Veelvoorkomende redenen voor lange wachttijden zijn WRITELOG :

  • Latentie van transactielogboekschijf: dit is de meest voorkomende oorzaak van WRITELOG wachttijden. Over het algemeen wordt aanbevolen om de gegevens en logboekbestanden op afzonderlijke volumes te bewaren. Schrijfbewerkingen in transactielogboeken zijn opeenvolgende schrijfbewerkingen terwijl het lezen of schrijven van gegevens uit een gegevensbestand willekeurig is. Het combineren van gegevens en logboekbestanden op één schijfvolume (met name conventionele draaiende schijfstations) veroorzaakt overmatige beweging van de schijfkop.

  • Te veel VLF's: te veel virtuele logboekbestanden (VLF's) kunnen wachttijden veroorzaken WRITELOG . Te veel VLF's kunnen andere soorten problemen veroorzaken, zoals lang herstel.

  • Te veel kleine transacties: hoewel grote transacties kunnen leiden tot blokkeringen, kunnen te veel kleine transacties leiden tot een andere reeks problemen. Als u niet expliciet een transactie start, resulteert een invoegen, verwijderen of bijwerken in een transactie (we noemen deze automatische transactie). Als u 1000 invoegingen in een lus uitvoert, worden er 1000 transacties gegenereerd. Elke transactie in dit voorbeeld moet worden doorgevoerd, wat resulteert in het leegmaken van het transactielogboek en 1000 transacties. Indien mogelijk groepeert u afzonderlijke updates, verwijdert u of voegt u deze in een grotere transactie in om het leegmaken van transactielogboeken te verminderen en de prestaties te verbeteren. Deze bewerking kan leiden tot minder WRITELOG wachttijden.
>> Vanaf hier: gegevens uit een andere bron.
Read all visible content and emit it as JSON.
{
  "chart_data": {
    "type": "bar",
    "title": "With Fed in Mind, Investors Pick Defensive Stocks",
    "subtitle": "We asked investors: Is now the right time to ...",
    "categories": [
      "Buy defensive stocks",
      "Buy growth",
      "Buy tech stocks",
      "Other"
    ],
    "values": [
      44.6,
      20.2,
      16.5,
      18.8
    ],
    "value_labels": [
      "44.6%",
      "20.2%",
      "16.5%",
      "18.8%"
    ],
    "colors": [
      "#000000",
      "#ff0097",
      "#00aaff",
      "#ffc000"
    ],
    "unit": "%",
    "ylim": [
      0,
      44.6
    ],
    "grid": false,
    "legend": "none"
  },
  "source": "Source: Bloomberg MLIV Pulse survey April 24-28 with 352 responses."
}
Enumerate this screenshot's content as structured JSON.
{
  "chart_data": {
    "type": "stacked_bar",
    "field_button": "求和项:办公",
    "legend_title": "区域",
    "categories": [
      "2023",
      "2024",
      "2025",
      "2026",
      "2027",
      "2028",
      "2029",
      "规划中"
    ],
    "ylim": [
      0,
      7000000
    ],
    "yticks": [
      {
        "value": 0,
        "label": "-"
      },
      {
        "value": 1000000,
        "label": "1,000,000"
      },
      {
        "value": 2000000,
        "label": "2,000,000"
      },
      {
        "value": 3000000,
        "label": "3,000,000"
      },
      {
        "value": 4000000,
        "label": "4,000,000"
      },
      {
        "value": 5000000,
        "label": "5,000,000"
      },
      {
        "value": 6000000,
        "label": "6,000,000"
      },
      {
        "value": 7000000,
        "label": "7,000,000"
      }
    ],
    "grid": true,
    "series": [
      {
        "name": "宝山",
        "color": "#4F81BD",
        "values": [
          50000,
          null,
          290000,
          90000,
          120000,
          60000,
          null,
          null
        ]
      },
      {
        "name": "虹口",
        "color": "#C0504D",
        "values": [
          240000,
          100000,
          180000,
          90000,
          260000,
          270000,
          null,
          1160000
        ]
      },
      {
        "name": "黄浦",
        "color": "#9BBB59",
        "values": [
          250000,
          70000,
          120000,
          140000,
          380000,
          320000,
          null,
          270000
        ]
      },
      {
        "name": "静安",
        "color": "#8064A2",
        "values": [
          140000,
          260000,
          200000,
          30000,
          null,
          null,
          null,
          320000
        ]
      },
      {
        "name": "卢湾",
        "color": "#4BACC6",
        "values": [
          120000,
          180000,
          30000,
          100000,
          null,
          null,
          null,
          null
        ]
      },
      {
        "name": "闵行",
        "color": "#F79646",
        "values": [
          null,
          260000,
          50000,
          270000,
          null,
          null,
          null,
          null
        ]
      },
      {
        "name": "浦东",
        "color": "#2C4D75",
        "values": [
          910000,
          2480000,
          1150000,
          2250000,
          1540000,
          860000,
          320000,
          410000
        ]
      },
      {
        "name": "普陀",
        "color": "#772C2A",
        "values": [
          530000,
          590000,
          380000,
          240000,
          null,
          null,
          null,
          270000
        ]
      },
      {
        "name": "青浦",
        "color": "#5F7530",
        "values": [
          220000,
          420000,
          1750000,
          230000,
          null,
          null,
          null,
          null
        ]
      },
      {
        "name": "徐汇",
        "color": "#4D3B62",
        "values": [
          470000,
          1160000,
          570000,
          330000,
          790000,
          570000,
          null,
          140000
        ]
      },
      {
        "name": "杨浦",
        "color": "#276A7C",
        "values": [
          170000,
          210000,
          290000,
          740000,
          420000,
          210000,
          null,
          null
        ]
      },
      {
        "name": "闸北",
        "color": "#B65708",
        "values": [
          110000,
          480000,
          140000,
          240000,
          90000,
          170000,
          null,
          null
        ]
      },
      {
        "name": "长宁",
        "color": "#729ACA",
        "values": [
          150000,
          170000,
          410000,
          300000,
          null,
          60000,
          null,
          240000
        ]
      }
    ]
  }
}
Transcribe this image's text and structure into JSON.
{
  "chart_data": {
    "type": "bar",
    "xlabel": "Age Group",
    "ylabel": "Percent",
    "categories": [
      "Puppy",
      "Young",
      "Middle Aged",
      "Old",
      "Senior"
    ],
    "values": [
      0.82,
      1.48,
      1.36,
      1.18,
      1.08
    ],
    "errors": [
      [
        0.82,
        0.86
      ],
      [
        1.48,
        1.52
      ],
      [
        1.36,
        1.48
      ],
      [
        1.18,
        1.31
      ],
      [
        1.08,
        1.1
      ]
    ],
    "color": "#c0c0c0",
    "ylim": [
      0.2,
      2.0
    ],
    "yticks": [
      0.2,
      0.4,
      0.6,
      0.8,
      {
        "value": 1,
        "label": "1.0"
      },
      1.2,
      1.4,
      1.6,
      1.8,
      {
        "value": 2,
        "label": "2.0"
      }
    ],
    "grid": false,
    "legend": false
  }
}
  • Problemen met het plannen zorgen ervoor dat Logboekschrijver-threads niet snel genoeg worden gepland: vóór SQL Server 2016 heeft één Logboekschrijver-thread alle schrijfbewerkingen in logboeken uitgevoerd. Als er problemen zijn met het plannen van threads (bijvoorbeeld een hoog CPU-gebruik), kunnen zowel de Log Writer-thread als het leegmaken van logboeken worden vertraagd. In SQL Server 2016 zijn maximaal vier logboekschrijver-threads toegevoegd om de doorvoer voor het schrijven van logboeken te verhogen. Zie SQL 2016 - Het werkt alleen sneller: meerdere werkrollen voor logboekschrijvers. In SQL Server 2019 zijn er maximaal acht logboekschrijver-threads toegevoegd, waardoor de doorvoer nog verder wordt verbeterd. In SQL Server 2019 kan elke gewone werkrolthread ook schrijfbewerkingen in logboeken rechtstreeks uitvoeren in plaats van te posten in de logboekschrijver-thread. Met deze verbeteringen WRITELOG zouden wachttijden zelden worden geactiveerd door planningsproblemen.

ASYNC_IO_COMPLETION

Treedt op wanneer enkele van de volgende I/O-activiteiten plaatsvinden:

  • De provider bulksgewijs invoegen ('Bulksgewijs invoegen') gebruikt dit wachttype bij het uitvoeren van I/O.
  • Het lezen van bestand ongedaan maken in LogShipping en het omsturen van Async I/O voor logboekverzending.
  • De werkelijke gegevens uit de gegevensbestanden lezen tijdens een gegevensback-up.

IO_COMPLETION

Treedt op tijdens het wachten tot I/O-bewerkingen zijn voltooid. Dit wachttype omvat over het algemeen I/O's die niet zijn gerelateerd aan gegevenspagina's (buffers). Voorbeelden zijn:

  • Het lezen en schrijven van sortering/hash-resultaten van/naar schijf tijdens een overloop (controleer de prestaties van tempdb-opslag ).
  • Lezen en schrijven van gretige spools naar schijf (controleer tempdb-opslag ).
  • Logboekblokken lezen uit het transactielogboek (tijdens een bewerking die ervoor zorgt dat het logboek wordt gelezen van schijf, bijvoorbeeld herstel).
  • Een pagina lezen vanaf schijf wanneer de database nog niet is ingesteld.
  • Pagina's kopiëren naar een momentopname van een database (Copy-on-Write).
  • Databasebestand en bestandscompressie sluiten.

BACKUPIO

Treedt op wanneer een back-uptaak op gegevens wacht of wacht op een buffer om gegevens op te slaan. Dit type is niet gebruikelijk, behalve wanneer een taak wacht op een tapekoppeling.